Em marcha lenta, o motor Alfa Romeo a diesel, de 11 litros, soa como o arfar de um dragão descansando no fundo da caverna. Um pouco de acelerador e o som se transforma no rugido do leão da Metro. Daí para a frente, entram uma batida metálica na cadência de rabo de vira-lata feliz e, como ápice, o grave de um helicóptero Huey em rasante sobre acampamentos vietcongues. Viajar na boleia de um FNM é o caos e a glória. Nenhum outro caminhão tem tanta personalidade acústica - e isso vicia, como pude constatar ao longo de seis dias e 1.535 quilômetros de estrada, de Leopoldina, em Minas Gerais, até Salvador.
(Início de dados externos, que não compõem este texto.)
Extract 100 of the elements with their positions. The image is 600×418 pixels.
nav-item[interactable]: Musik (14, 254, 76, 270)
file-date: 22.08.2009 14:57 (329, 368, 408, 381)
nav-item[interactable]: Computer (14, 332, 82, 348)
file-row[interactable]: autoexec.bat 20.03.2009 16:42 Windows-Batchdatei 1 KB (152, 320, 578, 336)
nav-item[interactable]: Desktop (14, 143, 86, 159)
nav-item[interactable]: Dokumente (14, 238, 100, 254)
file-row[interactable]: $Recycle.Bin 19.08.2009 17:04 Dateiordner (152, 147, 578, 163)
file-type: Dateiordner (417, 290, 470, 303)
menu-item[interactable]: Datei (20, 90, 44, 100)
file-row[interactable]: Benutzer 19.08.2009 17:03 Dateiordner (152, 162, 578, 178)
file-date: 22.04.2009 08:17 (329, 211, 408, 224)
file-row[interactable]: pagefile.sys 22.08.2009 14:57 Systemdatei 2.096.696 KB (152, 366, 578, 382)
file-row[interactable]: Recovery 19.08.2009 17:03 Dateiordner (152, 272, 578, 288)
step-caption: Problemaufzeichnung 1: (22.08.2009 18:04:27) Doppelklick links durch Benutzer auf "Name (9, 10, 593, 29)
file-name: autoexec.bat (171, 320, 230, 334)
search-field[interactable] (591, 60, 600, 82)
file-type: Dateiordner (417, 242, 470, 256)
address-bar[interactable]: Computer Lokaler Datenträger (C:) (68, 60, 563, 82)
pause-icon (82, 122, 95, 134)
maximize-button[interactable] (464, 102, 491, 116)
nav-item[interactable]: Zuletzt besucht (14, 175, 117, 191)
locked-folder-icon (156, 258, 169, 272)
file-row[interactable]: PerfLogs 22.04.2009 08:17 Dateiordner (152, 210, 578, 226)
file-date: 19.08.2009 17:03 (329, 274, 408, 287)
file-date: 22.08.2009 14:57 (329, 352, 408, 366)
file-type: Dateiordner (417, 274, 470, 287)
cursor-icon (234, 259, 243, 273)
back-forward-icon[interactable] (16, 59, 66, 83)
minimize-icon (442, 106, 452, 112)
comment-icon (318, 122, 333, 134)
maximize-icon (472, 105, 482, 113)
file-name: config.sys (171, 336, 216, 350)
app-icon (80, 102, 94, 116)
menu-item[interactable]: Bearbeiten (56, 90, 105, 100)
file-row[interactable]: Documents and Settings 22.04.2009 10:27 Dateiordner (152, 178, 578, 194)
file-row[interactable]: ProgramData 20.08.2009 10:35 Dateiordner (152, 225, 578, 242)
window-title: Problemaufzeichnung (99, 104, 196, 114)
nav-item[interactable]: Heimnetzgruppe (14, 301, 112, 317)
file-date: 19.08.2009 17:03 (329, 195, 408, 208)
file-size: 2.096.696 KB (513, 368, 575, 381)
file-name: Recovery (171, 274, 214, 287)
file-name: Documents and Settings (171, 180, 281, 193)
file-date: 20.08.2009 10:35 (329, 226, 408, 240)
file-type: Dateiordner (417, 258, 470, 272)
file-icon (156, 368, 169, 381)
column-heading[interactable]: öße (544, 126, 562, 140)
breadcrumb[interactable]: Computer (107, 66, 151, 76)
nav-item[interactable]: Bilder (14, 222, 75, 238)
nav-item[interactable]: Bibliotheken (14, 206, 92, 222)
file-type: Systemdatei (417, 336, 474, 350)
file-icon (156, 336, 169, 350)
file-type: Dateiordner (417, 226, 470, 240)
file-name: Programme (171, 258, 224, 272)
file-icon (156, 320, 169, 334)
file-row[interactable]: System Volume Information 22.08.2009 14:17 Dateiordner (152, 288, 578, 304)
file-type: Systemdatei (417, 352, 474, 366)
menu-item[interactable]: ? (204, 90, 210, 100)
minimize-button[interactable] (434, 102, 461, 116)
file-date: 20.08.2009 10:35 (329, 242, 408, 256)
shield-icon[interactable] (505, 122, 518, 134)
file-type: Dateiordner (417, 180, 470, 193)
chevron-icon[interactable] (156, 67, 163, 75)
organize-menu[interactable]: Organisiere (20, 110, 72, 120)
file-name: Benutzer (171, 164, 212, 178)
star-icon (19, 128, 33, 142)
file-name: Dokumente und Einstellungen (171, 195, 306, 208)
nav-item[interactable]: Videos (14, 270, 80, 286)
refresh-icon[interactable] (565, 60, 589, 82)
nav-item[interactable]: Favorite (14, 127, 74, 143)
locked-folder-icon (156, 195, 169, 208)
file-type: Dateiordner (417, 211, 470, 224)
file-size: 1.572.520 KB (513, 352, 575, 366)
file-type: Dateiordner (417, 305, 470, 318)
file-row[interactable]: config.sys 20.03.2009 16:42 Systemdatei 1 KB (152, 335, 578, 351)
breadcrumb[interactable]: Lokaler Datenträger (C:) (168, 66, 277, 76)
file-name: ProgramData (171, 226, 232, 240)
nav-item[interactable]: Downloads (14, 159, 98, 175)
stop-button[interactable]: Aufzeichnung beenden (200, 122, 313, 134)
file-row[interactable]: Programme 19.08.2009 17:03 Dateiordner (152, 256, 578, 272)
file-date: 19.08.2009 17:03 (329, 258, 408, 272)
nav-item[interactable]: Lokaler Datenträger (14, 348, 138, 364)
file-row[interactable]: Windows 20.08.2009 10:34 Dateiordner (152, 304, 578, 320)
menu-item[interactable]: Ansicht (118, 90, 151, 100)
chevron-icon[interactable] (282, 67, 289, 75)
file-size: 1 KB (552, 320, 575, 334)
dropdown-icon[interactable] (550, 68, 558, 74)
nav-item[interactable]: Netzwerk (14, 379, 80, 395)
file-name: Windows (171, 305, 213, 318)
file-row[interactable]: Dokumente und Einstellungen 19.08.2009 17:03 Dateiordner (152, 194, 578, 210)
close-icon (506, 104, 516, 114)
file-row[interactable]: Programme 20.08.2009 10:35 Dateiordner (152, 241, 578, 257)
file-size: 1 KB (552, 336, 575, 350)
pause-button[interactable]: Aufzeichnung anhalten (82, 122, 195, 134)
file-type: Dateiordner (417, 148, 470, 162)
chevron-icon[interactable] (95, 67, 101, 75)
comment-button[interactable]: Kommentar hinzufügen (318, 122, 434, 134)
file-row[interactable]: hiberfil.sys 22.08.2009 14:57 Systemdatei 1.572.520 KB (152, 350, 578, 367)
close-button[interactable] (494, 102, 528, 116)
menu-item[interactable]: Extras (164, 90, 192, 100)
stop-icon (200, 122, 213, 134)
A ideia de formar um comboio com três Fenemês até a capital baiana foi de fãs da extinta marca. Osvaldo Strada fez a vida criando softwares para os maiores bancos do país mas, fazendo jus ao sobrenome, gosta mesmo é de estar ao volante dos FNM/Alfa Romeo. Coisas da genética, já que seu pai era caminhoneiro, ou melhor: "alfeiro" (é assim que se denominam os motoristas e adoradores dos veículos que eram fabricados em Xerém).
Eis que Osvaldo hoje tem uma frota de dez destes caminhões restaurados. Dois participaram da viagem a Salvador e podem ser vistos abaixo: o plataforma ano 1965, com cabine standard FNM (cor verde seda, a mais tradicional da marca), e o belo modelo 1961 com cabine Brasinca, verde escuro.
Fechando o trio da pesada, entrou um cavalinho mecânico ano 1964. É de Miklos Stammer, capitão de cargueiros da Marinha mercante e alfeiro nas horas vagas. Em criança, ele e o irmão Robert moravam no interior de São Paulo. Para chegarem à escola, tinham que pegar carona e acabaram estabelecendo um sistema de pontuações: carro valia menos, caminhão "comum" tinha nota intermediária e FNM levava o grau máximo pelo ronco.
A Osvaldo e Miklos se juntaram outros viajantes. O paranaense Ito Bir foi caminhoneiro profissional: começou a dirigir FNM aos 15 anos, acompanhando um irmão mais velho. Hoje, após 27 anos fora da ocupação, ainda consegue antever com espantosa precisão cada trecho da BR-116.
Zeca Reinert, que trabalha com recursos humanos, é filho de alfeiro e sabe tudo sobre a marca de Xerém. Dando suporte técnico, entrou Adalberto Teixeira Santos, o Beto. Ex-caseiro de Osvaldo, tomou gosto pela mecânica e hoje restaura os Fenemês da frota.
Miklos, Ito e Zeca partiram de Curitiba. Osvaldo e Beto, de São Paulo. Entrei no grupo em Leopoldina, numa parada técnica em 29 de janeiro.
No Brasinca, com Osvaldo ao volante, é hora de conhecer um pouco da máquina. Na transmissão, há uma caixa de câmbio convencional (de quatro marchas, com alavanca de curso impreciso), e uma de reduzida, o que dá um total de oito diferentes relações.
O câmbio não tem sincronizadores: o motorista que tenha ouvido e sensibilidade para passar a marcha no tempo (muitas vezes dispensando o pedal de embreagem).
Achou complicado? Tem mais... as duas caixas vão sendo usadas alternadamente. Na hora de passar de segunda marcha simples para a terceira reduzida, por exemplo, o motorista usa ambas as mãos para mover as duas alavancas ao mesmo tempo (uma no painel e outra no assoalho), em um movimento muito rápido para não largar o volante por muito tempo... De terceira simples para quarta reduzida, a mesma coisa. E, não esqueça: com ouvido ligado na rotação do motor para não arranhar - isso que é arte!